Bruce Ramsey's piece on the Washington unemployment-insurance program brought back vivid memories of my experience with the system. In the mid-1990s, after paying into the system for about 12 or so years without ever having a claim, I had to lay off an employee for the first time. The following year, my unemployment tax bill increased 889 percent — to nearly 10 times what it had been. When I complained, I was told, basically, "Too bad, that's how the system works."
It gets worse. By the time I worked my way back down to the basic rate again, the state had recovered every dollar in benefits paid in higher taxes plus at least another 60 percent. I would have literally been money ahead to pay the benefits out-of-pocket myself.
To add insult to injury, shortly after I complained, I was visited by a state auditor, who wanted to see my payroll records.
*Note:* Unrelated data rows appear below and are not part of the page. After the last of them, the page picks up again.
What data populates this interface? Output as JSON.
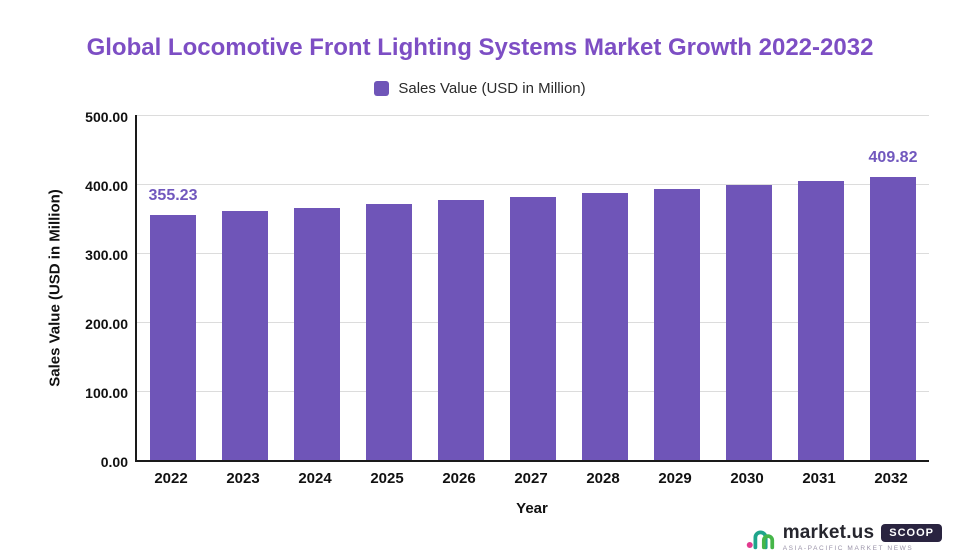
{
  "title": "Global Locomotive Front Lighting Systems Market Growth 2022-2032",
  "legend": {
    "label": "Sales Value (USD in Million)"
  },
  "axes": {
    "y_label": "Sales Value (USD in Million)",
    "x_label": "Year"
  },
  "chart_data": {
    "type": "bar",
    "categories": [
      "2022",
      "2023",
      "2024",
      "2025",
      "2026",
      "2027",
      "2028",
      "2029",
      "2030",
      "2031",
      "2032"
    ],
    "values": [
      355.23,
      360.34,
      365.53,
      370.79,
      376.13,
      381.54,
      387.03,
      392.6,
      398.25,
      403.98,
      409.82
    ],
    "title": "Global Locomotive Front Lighting Systems Market Growth 2022-2032",
    "xlabel": "Year",
    "ylabel": "Sales Value (USD in Million)",
    "ylim": [
      0,
      500
    ],
    "ytick_values": [
      0,
      100,
      200,
      300,
      400,
      500
    ],
    "bar_color": "#6f55b8",
    "grid": "horizontal",
    "legend_position": "top",
    "annotations": [
      {
        "index": 0,
        "text": "355.23"
      },
      {
        "index": 10,
        "text": "409.82"
      }
    ]
  },
  "footer": {
    "brand": "market.us",
    "badge": "SCOOP",
    "tagline": "ASIA-PACIFIC MARKET NEWS"
  },
  "colors": {
    "bar": "#6f55b8",
    "title": "#7d4ec4",
    "data_label": "#7158be",
    "axis": "#1a1a1a",
    "gridline": "#dcdcdc",
    "logo_dot": "#e23a8e",
    "logo_arch1": "#1fa58b",
    "logo_arch2": "#45b649"
  }
}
If an insurance company operated in this manner, it would be hounded out of the state by the Washington State Department of Insurance. When the state does it, however, there's no recourse. It's little wonder that Washington is considered one of the [worst] states in the country in which to do business.
There are times when the Employment Security Department acts appropriately, such as when benefits are denied to an individual who was justifiably terminated for cause. However, the system is fundamentally flawed and is badly in need of an overhaul.
- Jim Sullivan, Renton
Appearing on the same page is a guest column from the leaders of two business associations. They point out a few startling facts about the current administration of Gary Locke, Washington's governor. Among the highlights:
-Since December 2000, Washington state has lost 96,000 private sector jobs.
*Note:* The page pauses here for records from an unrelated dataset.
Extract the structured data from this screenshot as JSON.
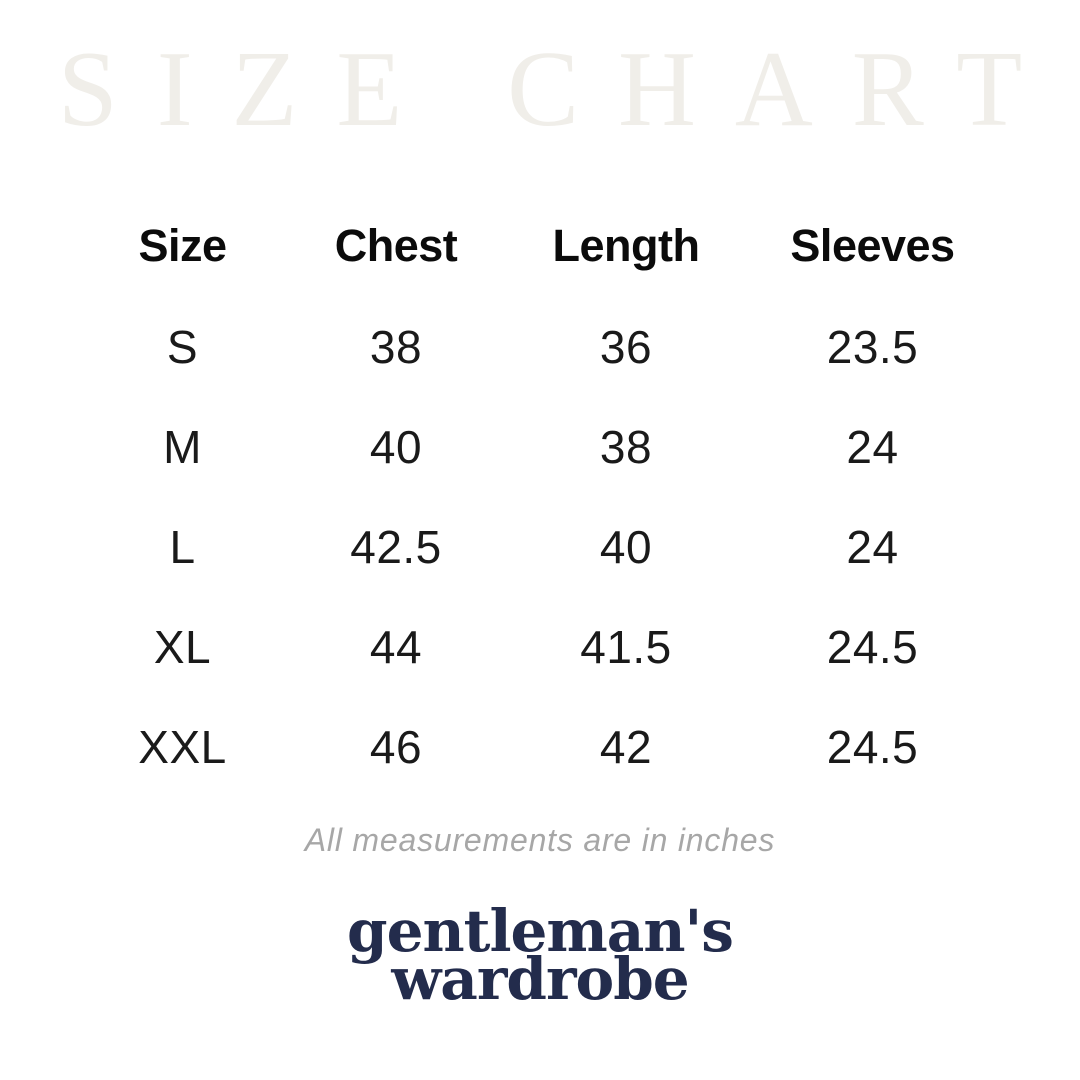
{
  "watermark": "SIZE CHART",
  "table": {
    "headers": [
      "Size",
      "Chest",
      "Length",
      "Sleeves"
    ],
    "rows": [
      {
        "size": "S",
        "chest": "38",
        "length": "36",
        "sleeves": "23.5"
      },
      {
        "size": "M",
        "chest": "40",
        "length": "38",
        "sleeves": "24"
      },
      {
        "size": "L",
        "chest": "42.5",
        "length": "40",
        "sleeves": "24"
      },
      {
        "size": "XL",
        "chest": "44",
        "length": "41.5",
        "sleeves": "24.5"
      },
      {
        "size": "XXL",
        "chest": "46",
        "length": "42",
        "sleeves": "24.5"
      }
    ]
  },
  "note": "All measurements are in inches",
  "brand": {
    "line1": "gentleman's",
    "line2": "wardrobe"
  },
  "colors": {
    "bg": "#ffffff",
    "watermark": "#f0eee9",
    "heading": "#0b0b0b",
    "body-text": "#1a1a1a",
    "note": "#a7a7a7",
    "navy": "#232c4c"
  },
  "chart_data": {
    "type": "table",
    "title": "SIZE CHART",
    "columns": [
      "Size",
      "Chest",
      "Length",
      "Sleeves"
    ],
    "units": "inches",
    "rows": [
      [
        "S",
        38,
        36,
        23.5
      ],
      [
        "M",
        40,
        38,
        24
      ],
      [
        "L",
        42.5,
        40,
        24
      ],
      [
        "XL",
        44,
        41.5,
        24.5
      ],
      [
        "XXL",
        46,
        42,
        24.5
      ]
    ],
    "footnote": "All measurements are in inches",
    "brand": "gentleman's wardrobe"
  }
}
-During the same period, Washington has added 12,000 new state employees, with an average salary of $53,000/year. Meanwhile, Washington state is running a $2.9 Billion deficit.
-Taxes for the state-run worker's comp program increased by 29% last year.
-Locke signed an expensive ergonomics law, one that is even more restrictive than OSHA's ambitious plan, killed by congress two years ago. Washington state businesses are paying $725 million per year to comply with these regulations.
It's no wonder that businesses are reluctant to begin operations in the state, and long-time regional employers are pulling up their stakes and moving elsewhere (Boeing, anyone?).